Я засмеялся от души, впервые за сегодня, уж точно, это была самая приятная новость. Значит я кому-то нужен, это замечательно.
– Чего ты ржёшь? Серьёзно, так и сказала. А Света проговорилась, что ей говорила: «Поехал к своей казачке. Можно подумать, что я хуже. Ну, пусть только приедет – узнает, где раки зимуют…».
Я засмеялся ещё сильнее и не мог остановиться.
– Не веришь? Спросишь у нее, в увольнении… Это же тебя, наверное, и увольнения лишат, да?
– Какое увольнение, Хус? Мне «губа» корячится. А смеюсь я с того, что ты сказал, «там, где раки зимуют», из-за того, что я знаю где, я же Камбала, с Раком дружу. Извини, брат, рассмешил. Пойдём. «Утро вечера мудренее».
После завтрака, уже по традиции, я столкнулся с быстро идущим из своей каюты «кэпом». Его походку можно было отличить среди тысяч, такая она была характерная и не по годам старческая.

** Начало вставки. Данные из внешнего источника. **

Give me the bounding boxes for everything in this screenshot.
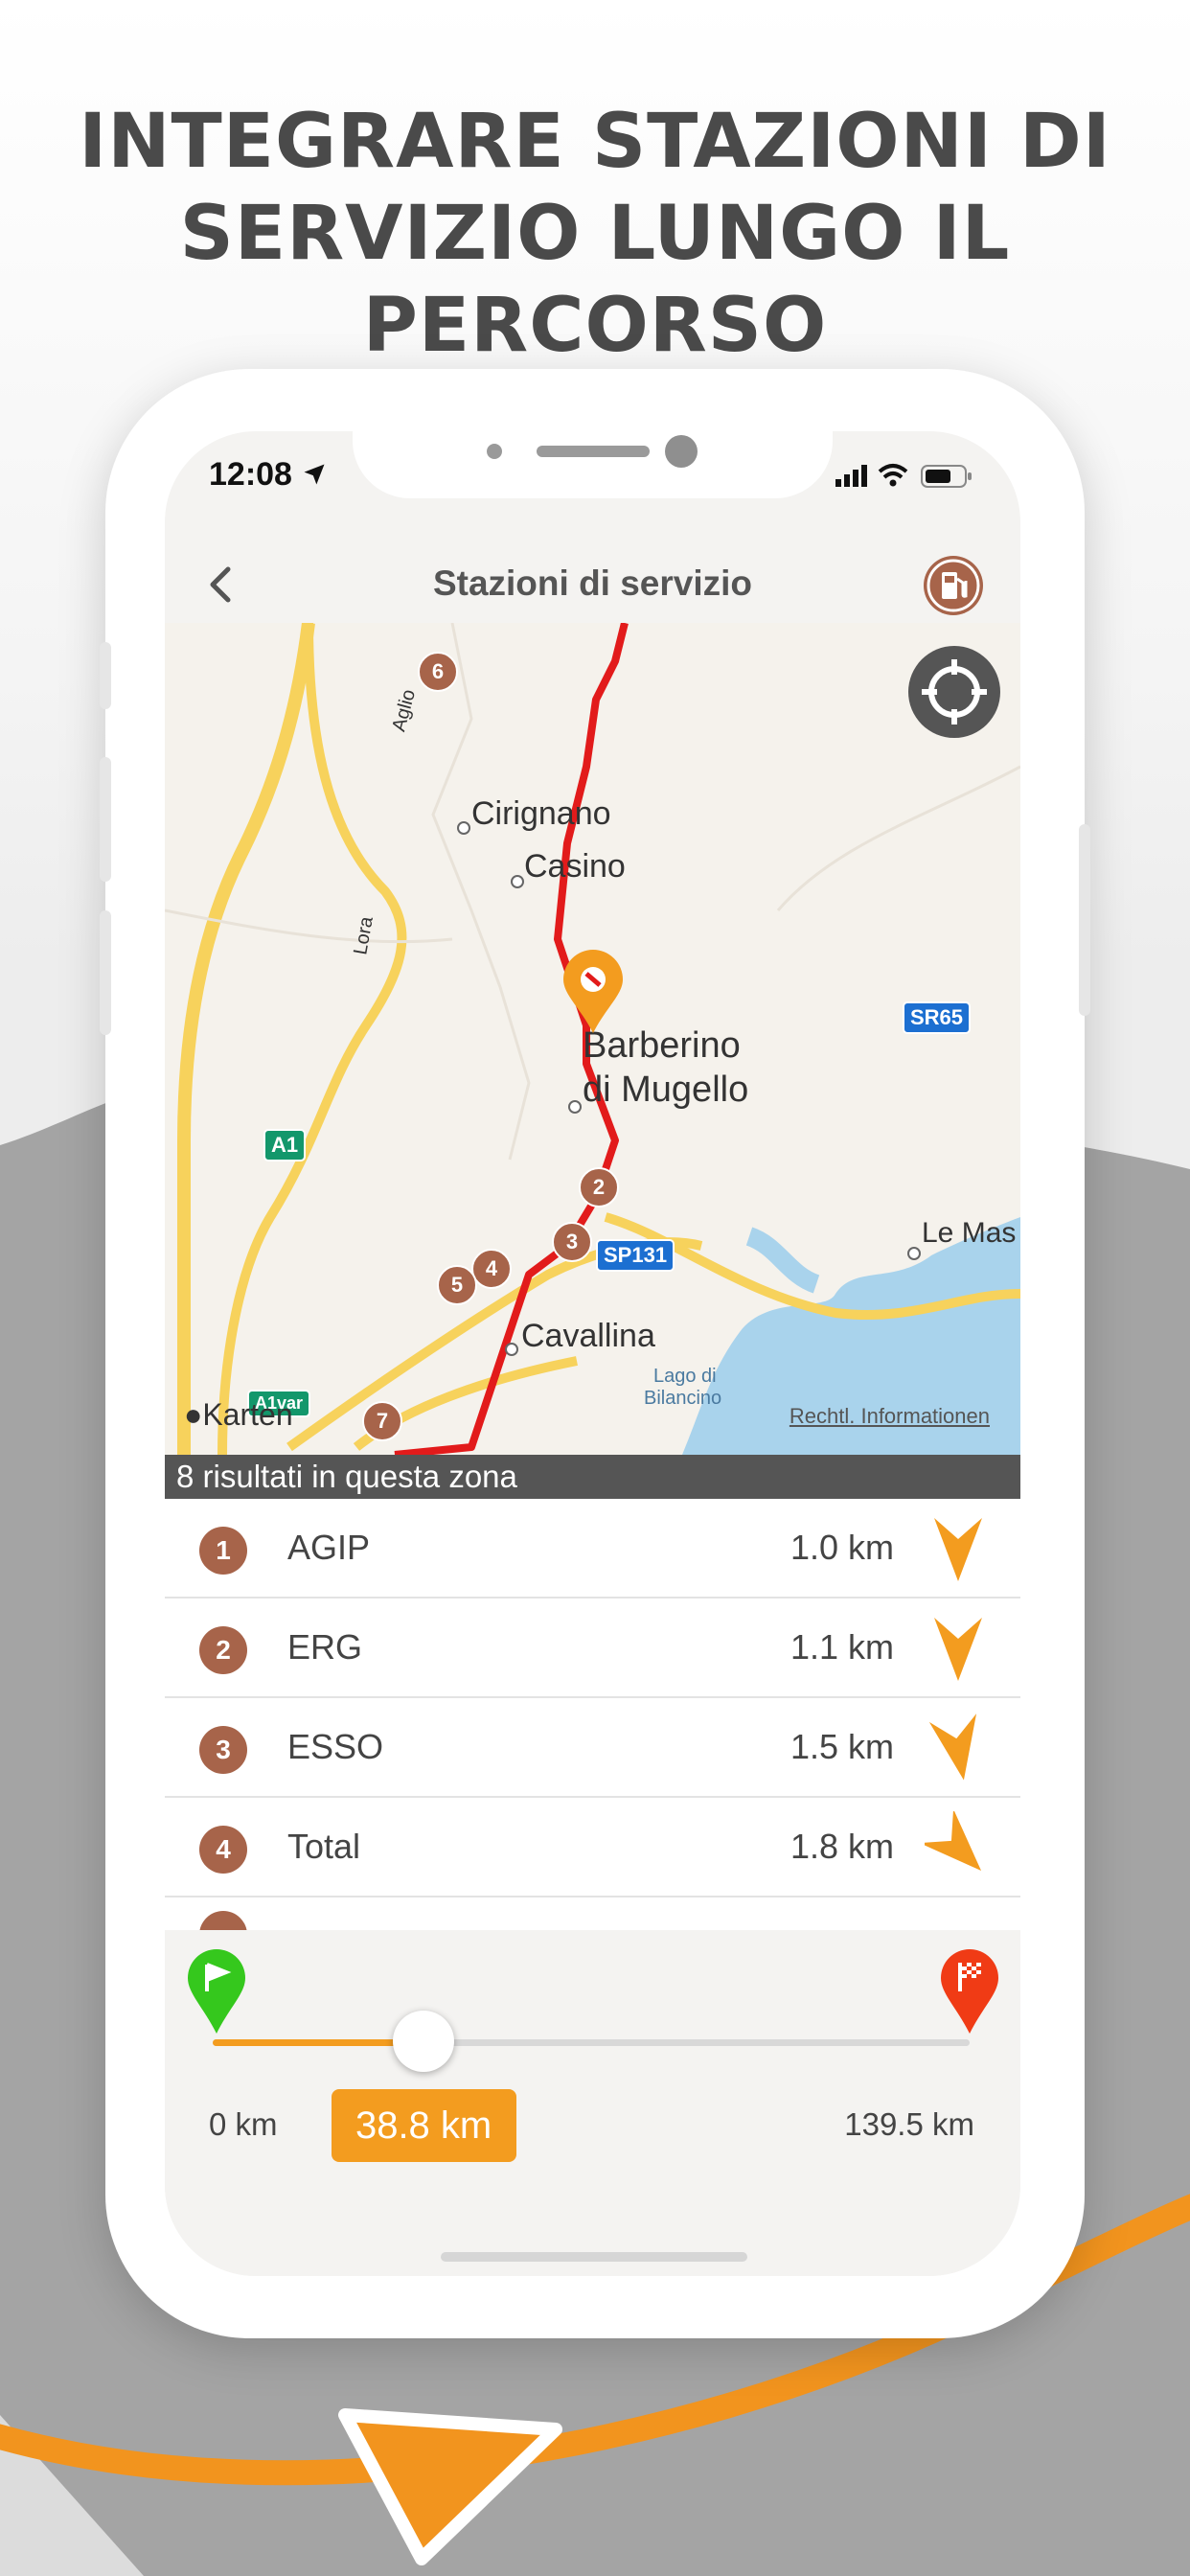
list-item[interactable]: 3 ESSO 1.5 km bbox=[165, 1698, 1020, 1798]
front-camera bbox=[665, 435, 698, 468]
road-shield-a1: A1 bbox=[263, 1129, 307, 1162]
station-distance: 1.5 km bbox=[790, 1727, 894, 1766]
list-item[interactable]: 4 Total 1.8 km bbox=[165, 1798, 1020, 1898]
station-distance: 1.8 km bbox=[790, 1827, 894, 1866]
home-indicator[interactable] bbox=[441, 2252, 747, 2262]
road-shield-sp131: SP131 bbox=[596, 1239, 675, 1272]
phone-volume-up bbox=[100, 757, 111, 882]
max-distance-label: 139.5 km bbox=[844, 2106, 974, 2142]
fuel-pump-icon bbox=[927, 559, 980, 612]
map-label-le-mas: Le Mas bbox=[922, 1217, 1017, 1249]
nav-bar: Stazioni di servizio bbox=[165, 537, 1020, 632]
station-number-badge bbox=[199, 1911, 247, 1930]
direction-arrow-icon bbox=[925, 1811, 982, 1872]
list-item[interactable]: 2 ERG 1.1 km bbox=[165, 1598, 1020, 1698]
direction-arrow-icon bbox=[928, 1714, 977, 1781]
station-name: ESSO bbox=[287, 1727, 384, 1766]
phone-notch bbox=[353, 431, 833, 498]
headline: INTEGRARE STAZIONI DI SERVIZIO LUNGO IL … bbox=[0, 96, 1190, 372]
list-item[interactable] bbox=[165, 1898, 1020, 1930]
station-number-badge: 2 bbox=[199, 1626, 247, 1674]
station-name: Total bbox=[287, 1827, 361, 1866]
direction-arrow-icon bbox=[934, 1518, 982, 1581]
wifi-icon bbox=[878, 464, 908, 487]
current-distance-label: 38.8 km bbox=[331, 2089, 516, 2162]
map-label-lago: Lago di bbox=[653, 1366, 717, 1387]
map-pin-5[interactable]: 5 bbox=[437, 1265, 477, 1305]
results-banner: 8 risultati in questa zona bbox=[165, 1455, 1020, 1499]
battery-icon bbox=[921, 465, 972, 488]
status-icons bbox=[835, 464, 972, 488]
map-label-casino: Casino bbox=[524, 848, 626, 885]
crosshair-icon bbox=[922, 659, 987, 724]
status-time: 12:08 bbox=[209, 456, 328, 494]
station-number-badge: 1 bbox=[199, 1527, 247, 1575]
locate-button[interactable] bbox=[908, 646, 1000, 738]
map-attribution-text: Karten bbox=[202, 1397, 293, 1432]
earpiece-speaker bbox=[537, 446, 650, 457]
station-distance: 1.1 km bbox=[790, 1627, 894, 1667]
phone-mute-switch bbox=[100, 642, 111, 709]
signal-icon bbox=[835, 465, 867, 487]
headline-line-2: SERVIZIO LUNGO IL PERCORSO bbox=[179, 191, 1011, 369]
legal-link[interactable]: Rechtl. Informationen bbox=[790, 1404, 990, 1429]
station-name: AGIP bbox=[287, 1528, 371, 1567]
map-view[interactable]: Cirignano Casino Barberino di Mugello Ca… bbox=[165, 623, 1020, 1455]
fuel-filter-button[interactable] bbox=[924, 556, 983, 615]
map-pin-4[interactable]: 4 bbox=[471, 1249, 512, 1289]
map-label-mugello: di Mugello bbox=[583, 1070, 749, 1110]
map-pin-7[interactable]: 7 bbox=[362, 1401, 402, 1441]
map-pin-3[interactable]: 3 bbox=[552, 1222, 592, 1262]
distance-slider-thumb[interactable] bbox=[392, 2011, 454, 2072]
status-time-text: 12:08 bbox=[209, 456, 292, 493]
min-distance-label: 0 km bbox=[209, 2106, 278, 2142]
map-label-cirignano: Cirignano bbox=[471, 795, 611, 832]
map-pin-2[interactable]: 2 bbox=[579, 1167, 619, 1208]
start-flag-icon bbox=[188, 1949, 245, 2034]
map-pin-6[interactable]: 6 bbox=[418, 652, 458, 692]
direction-arrow-icon bbox=[934, 1618, 982, 1681]
current-position-pin-icon bbox=[563, 950, 623, 1033]
phone-power-button bbox=[1079, 824, 1090, 1016]
distance-slider-track[interactable] bbox=[213, 2039, 970, 2046]
station-number-badge: 3 bbox=[199, 1726, 247, 1774]
distance-slider-fill bbox=[213, 2039, 423, 2046]
road-shield-sr65: SR65 bbox=[903, 1001, 972, 1034]
headline-line-1: INTEGRARE STAZIONI DI bbox=[79, 99, 1111, 185]
page-title: Stazioni di servizio bbox=[432, 564, 753, 603]
station-list[interactable]: 1 AGIP 1.0 km 2 ERG 1.1 km 3 ESSO 1.5 km… bbox=[165, 1499, 1020, 1930]
distance-panel: 0 km 38.8 km 139.5 km bbox=[165, 1930, 1020, 2276]
station-number-badge: 4 bbox=[199, 1826, 247, 1874]
map-label-bilancino: Bilancino bbox=[644, 1388, 722, 1409]
finish-flag-icon bbox=[941, 1949, 998, 2034]
map-attribution: ●Karten bbox=[184, 1397, 293, 1433]
phone-volume-down bbox=[100, 910, 111, 1035]
map-label-cavallina: Cavallina bbox=[521, 1318, 655, 1354]
proximity-sensor bbox=[487, 444, 502, 459]
location-arrow-icon bbox=[304, 464, 325, 485]
list-item[interactable]: 1 AGIP 1.0 km bbox=[165, 1499, 1020, 1598]
apple-icon: ● bbox=[184, 1397, 203, 1432]
station-name: ERG bbox=[287, 1627, 363, 1667]
phone-screen: 12:08 Stazioni di servizio Cirignano Cas… bbox=[165, 431, 1020, 2276]
station-distance: 1.0 km bbox=[790, 1528, 894, 1567]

Увидев меня, он практически шарахнулся, как от приведения, возможно, что это был его юмор, что горькой пилюлей отзывался у меня в душе. Все его нравоучительные высказывания были всегда «в десятку» и такими, какие никто больше, кроме него не мог никогда сказать, при том не повторяясь.
– Знаешь, кто ты?
– Так точно, товарищ командир. Камбала.
– А, что ты сделал, знаешь?
– Проступок нехороший, товарищ командир.
– Нет, ты не проступок сделал. Ты наср… мне в карманы и ода полные…
Я машинально посмотрел на карманы его кителя, в которые были опущены руки, как будто они у него мерзли и таким образом он хотел их согреть. Командир смотрел на меня немигающим пристальным взглядом, пытаясь, как бы добраться до самого нутра и прощупать его. Я стоял, словно загипнотизированный, как кобра под музыку дудки факира.
– Да, нас..л мне в карманы и ода полные. Смотри!
И при этом, «кэп» резко выдернул руки из карманов, а мне показалось, что сейчас из них вывалится то, о чем он сказал и всё это – моя «работа». От неожиданности я машинально отстранился от командира, пока стена коридора не стала преградой к отступлению. Видимо, на моем лице изобразился испуг или ещё что-то, что заставило «кэпа» толи улыбнуться, толи, что вернее, усмехнуться надо мной. Он заправил носовой платок, наполовину высунувшийся из кармана, и проследовал по коридору дальше.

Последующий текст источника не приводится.